Geschrieben am 14. Dezember 2013 von für Bücher, Crimemag

Klassiker-Check: Erskine Childers/Sam Llewellyn

Sam_Llewellyn_Tödliches_WattLetzte Heuler

‒ Segelbücher von Erskine Childers und Sam Llewellyn und die Angst vor Deutschland im Wandel der Zeit. Ein Klassiker-Check von Lutz Göllner.

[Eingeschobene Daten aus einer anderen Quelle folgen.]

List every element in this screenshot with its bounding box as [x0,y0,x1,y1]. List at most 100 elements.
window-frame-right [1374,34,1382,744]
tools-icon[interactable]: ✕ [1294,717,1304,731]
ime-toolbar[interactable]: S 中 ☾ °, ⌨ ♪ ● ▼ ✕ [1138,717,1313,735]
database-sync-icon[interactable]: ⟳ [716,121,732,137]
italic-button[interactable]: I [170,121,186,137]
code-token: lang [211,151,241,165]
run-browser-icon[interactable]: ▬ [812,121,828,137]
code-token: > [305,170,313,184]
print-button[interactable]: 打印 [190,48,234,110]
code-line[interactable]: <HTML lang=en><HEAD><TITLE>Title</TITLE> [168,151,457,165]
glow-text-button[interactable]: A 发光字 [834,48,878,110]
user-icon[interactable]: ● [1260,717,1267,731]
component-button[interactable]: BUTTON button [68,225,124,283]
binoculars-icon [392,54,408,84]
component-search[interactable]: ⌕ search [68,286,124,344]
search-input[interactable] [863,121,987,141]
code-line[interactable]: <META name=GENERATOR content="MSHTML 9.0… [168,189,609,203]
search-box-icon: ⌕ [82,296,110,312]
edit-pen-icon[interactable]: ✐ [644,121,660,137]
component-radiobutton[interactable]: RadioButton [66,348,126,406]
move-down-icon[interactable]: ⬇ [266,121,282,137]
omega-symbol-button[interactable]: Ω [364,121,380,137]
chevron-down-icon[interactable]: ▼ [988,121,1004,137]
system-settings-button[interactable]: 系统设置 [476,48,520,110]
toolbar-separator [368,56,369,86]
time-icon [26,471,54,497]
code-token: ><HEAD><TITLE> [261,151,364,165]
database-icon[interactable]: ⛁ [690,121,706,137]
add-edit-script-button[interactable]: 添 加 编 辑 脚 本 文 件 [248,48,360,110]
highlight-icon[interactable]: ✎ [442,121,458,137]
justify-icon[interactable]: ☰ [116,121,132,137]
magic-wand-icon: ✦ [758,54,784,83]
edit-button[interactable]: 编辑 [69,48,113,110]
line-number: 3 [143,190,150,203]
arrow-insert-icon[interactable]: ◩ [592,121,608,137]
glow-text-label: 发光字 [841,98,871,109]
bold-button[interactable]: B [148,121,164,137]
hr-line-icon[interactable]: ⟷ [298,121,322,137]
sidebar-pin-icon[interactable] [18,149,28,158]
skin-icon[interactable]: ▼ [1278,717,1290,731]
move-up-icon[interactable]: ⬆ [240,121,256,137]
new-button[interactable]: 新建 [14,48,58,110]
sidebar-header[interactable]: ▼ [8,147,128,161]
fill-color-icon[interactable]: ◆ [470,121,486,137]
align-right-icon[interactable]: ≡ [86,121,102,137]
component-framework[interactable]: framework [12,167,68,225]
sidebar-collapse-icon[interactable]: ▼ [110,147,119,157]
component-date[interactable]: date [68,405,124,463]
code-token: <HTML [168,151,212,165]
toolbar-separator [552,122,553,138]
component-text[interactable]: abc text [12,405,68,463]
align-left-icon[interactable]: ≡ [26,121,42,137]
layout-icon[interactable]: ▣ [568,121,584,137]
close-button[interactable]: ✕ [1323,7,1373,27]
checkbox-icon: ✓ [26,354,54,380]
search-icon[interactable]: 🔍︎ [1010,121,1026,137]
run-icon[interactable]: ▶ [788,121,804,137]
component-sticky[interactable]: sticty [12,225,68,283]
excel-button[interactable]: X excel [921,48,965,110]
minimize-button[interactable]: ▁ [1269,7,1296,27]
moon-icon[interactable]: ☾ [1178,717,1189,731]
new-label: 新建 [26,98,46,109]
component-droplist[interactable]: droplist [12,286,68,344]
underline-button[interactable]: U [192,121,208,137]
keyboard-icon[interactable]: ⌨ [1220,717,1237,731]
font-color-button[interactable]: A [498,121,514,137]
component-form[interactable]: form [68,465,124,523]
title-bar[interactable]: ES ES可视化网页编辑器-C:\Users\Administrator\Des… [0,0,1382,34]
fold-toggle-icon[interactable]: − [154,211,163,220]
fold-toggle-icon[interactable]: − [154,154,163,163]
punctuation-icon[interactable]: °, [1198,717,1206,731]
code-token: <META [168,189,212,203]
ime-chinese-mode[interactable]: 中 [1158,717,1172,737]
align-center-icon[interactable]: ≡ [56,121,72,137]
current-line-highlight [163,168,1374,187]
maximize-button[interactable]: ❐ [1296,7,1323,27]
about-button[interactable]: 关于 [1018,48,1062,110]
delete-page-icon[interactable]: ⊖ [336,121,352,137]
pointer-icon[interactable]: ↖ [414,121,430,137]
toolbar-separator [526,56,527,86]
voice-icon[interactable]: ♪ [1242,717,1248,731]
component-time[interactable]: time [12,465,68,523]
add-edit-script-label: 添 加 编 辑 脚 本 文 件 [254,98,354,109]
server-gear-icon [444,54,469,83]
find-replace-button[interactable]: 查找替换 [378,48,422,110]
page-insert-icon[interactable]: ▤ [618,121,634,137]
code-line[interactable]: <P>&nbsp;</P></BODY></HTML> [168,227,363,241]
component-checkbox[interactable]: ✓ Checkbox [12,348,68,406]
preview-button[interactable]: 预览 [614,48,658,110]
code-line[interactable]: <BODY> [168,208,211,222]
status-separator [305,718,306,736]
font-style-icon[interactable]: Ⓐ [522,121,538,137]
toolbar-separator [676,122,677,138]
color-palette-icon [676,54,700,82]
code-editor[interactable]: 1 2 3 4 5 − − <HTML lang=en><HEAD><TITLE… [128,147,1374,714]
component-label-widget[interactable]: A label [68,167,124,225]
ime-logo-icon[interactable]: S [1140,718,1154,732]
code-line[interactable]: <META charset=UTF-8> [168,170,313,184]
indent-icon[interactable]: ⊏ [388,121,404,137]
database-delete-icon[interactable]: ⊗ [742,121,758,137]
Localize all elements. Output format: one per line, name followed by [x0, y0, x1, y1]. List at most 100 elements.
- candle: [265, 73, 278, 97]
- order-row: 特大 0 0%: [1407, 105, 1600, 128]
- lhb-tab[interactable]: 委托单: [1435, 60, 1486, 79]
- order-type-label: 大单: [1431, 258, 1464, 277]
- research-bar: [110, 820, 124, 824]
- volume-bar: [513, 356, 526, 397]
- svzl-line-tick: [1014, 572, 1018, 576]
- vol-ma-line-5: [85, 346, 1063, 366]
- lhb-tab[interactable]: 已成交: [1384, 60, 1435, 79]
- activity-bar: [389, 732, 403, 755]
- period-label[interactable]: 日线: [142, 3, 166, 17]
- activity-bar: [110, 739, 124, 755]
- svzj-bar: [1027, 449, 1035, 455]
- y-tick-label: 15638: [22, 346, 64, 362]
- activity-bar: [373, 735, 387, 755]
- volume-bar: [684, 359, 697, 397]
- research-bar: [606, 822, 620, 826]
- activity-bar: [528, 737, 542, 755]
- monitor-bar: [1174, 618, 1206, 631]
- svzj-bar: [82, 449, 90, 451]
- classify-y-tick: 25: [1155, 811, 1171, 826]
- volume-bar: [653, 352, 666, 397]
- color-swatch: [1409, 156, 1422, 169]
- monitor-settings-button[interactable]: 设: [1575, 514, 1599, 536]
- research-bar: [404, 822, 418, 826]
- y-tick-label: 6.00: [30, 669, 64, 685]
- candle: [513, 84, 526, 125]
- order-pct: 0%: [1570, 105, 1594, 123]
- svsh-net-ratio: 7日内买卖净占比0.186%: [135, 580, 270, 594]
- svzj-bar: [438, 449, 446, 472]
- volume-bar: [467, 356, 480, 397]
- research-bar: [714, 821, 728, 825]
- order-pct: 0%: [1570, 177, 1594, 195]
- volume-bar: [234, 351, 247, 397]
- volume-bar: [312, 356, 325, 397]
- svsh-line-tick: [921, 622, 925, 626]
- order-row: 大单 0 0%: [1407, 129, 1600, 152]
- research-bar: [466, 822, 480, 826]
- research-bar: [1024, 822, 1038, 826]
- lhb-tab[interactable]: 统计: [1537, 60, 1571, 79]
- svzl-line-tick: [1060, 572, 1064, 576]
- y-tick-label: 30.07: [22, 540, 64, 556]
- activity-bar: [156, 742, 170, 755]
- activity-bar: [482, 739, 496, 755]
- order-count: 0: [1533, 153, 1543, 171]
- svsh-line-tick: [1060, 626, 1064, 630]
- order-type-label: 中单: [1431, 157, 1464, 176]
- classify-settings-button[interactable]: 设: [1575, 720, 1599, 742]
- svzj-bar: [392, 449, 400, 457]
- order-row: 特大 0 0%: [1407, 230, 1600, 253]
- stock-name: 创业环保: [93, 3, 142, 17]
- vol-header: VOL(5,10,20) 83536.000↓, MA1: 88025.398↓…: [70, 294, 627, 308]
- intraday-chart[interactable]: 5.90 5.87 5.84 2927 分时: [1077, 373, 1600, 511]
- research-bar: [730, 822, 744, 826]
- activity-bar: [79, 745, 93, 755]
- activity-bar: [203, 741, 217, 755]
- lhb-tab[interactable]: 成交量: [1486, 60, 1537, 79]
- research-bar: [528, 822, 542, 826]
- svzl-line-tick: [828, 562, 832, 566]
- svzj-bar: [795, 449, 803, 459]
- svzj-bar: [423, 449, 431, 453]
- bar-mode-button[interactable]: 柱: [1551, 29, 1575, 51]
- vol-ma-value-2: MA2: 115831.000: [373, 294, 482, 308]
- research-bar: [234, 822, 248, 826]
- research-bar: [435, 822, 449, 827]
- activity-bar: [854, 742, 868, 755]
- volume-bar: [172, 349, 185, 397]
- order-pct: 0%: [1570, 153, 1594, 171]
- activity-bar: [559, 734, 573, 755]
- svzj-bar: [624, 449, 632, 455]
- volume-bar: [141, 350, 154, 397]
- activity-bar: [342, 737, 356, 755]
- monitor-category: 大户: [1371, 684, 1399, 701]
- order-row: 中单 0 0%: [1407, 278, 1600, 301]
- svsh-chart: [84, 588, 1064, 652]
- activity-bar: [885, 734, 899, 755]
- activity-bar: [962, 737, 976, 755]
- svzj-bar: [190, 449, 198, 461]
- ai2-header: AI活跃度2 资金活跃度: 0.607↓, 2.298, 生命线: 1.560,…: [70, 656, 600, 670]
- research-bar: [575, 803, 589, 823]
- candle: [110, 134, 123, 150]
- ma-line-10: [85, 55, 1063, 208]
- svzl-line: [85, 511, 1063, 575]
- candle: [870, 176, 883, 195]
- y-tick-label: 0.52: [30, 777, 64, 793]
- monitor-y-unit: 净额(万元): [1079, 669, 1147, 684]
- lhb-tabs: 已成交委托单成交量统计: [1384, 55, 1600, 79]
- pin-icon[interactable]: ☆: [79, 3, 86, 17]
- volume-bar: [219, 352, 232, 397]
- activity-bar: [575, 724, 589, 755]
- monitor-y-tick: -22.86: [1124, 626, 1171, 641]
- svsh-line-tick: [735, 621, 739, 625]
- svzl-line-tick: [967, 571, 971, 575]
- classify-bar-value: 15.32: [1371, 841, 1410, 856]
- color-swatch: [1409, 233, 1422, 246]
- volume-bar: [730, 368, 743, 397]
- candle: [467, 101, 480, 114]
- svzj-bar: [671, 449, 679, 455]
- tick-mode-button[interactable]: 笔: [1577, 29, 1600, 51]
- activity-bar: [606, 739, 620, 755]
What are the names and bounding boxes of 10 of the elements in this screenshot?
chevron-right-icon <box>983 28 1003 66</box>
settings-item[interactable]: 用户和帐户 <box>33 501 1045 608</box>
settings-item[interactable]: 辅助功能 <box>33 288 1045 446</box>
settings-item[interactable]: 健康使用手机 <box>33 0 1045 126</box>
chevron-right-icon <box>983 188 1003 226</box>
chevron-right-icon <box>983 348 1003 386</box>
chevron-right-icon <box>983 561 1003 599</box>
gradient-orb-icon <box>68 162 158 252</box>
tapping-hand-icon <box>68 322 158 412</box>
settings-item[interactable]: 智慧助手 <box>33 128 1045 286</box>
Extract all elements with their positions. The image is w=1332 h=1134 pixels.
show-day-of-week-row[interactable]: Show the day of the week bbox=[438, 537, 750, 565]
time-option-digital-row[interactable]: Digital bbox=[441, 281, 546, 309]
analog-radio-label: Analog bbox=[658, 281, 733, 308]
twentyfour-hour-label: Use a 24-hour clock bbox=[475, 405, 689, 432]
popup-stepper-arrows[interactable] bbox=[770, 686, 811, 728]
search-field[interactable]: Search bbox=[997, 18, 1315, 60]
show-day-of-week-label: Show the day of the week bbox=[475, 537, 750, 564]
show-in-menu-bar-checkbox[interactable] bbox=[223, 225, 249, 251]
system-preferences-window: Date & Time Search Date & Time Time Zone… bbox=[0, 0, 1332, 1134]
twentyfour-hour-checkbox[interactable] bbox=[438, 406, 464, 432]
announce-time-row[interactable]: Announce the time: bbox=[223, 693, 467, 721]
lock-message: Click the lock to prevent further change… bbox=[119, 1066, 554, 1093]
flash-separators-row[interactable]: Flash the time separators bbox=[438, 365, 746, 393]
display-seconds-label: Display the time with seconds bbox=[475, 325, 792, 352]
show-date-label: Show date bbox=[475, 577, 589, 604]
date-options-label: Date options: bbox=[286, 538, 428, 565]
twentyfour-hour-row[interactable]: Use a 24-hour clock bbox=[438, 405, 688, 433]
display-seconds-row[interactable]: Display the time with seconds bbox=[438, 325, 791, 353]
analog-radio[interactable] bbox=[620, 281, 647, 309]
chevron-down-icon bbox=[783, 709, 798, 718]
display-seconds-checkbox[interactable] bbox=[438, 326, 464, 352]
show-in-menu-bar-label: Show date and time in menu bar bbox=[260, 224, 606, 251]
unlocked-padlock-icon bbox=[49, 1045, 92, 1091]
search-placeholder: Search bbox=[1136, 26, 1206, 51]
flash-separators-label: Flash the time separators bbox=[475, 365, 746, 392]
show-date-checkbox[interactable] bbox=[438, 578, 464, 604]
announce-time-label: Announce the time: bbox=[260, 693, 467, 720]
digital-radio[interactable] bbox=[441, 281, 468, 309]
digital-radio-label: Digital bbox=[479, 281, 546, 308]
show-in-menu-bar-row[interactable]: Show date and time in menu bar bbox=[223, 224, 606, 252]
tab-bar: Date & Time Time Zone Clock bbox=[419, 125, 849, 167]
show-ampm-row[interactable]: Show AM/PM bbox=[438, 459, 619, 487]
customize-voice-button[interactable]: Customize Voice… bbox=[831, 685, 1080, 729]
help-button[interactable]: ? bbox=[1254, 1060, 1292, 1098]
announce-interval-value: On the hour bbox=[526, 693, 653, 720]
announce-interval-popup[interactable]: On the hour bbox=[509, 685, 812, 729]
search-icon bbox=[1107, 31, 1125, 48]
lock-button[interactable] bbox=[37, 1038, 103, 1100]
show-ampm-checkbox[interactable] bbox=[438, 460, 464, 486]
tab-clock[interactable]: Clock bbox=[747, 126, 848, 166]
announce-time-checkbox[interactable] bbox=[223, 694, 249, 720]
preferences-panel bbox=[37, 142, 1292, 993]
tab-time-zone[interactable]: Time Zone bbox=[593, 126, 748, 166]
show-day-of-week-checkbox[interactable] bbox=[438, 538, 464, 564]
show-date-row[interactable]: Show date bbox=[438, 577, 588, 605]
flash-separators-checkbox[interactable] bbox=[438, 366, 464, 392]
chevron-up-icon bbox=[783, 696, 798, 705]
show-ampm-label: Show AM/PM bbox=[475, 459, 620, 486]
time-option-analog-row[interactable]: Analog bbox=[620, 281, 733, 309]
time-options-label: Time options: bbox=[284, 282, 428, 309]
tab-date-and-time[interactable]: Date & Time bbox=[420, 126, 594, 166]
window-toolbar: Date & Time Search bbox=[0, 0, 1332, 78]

Segelboote und Bücher sollten eigentlich natürliche Feinde sein. Ich meine: Wo verstaut man auf einem engen Boot das unhandliche Papierzeugs? Was tun, wenn das Buch nass wird? Und hat man beim Segeln überhaupt Zeit zu lesen? Trotzdem bieten sich ja doch einige Bücher für eine kleine, aber feine Segelbibliothek an: Patrick O’Brians „Aubrey & Maturin“-Serie kommt da in den Sinn (dazu TW auf kaliber.38), der ziemlich fiese Psychothriller „Todesstille“ von Charles Williams und natürlich Erskine Childers „Rätsel der Sandbank“, jener Urvater aller Spionageromane.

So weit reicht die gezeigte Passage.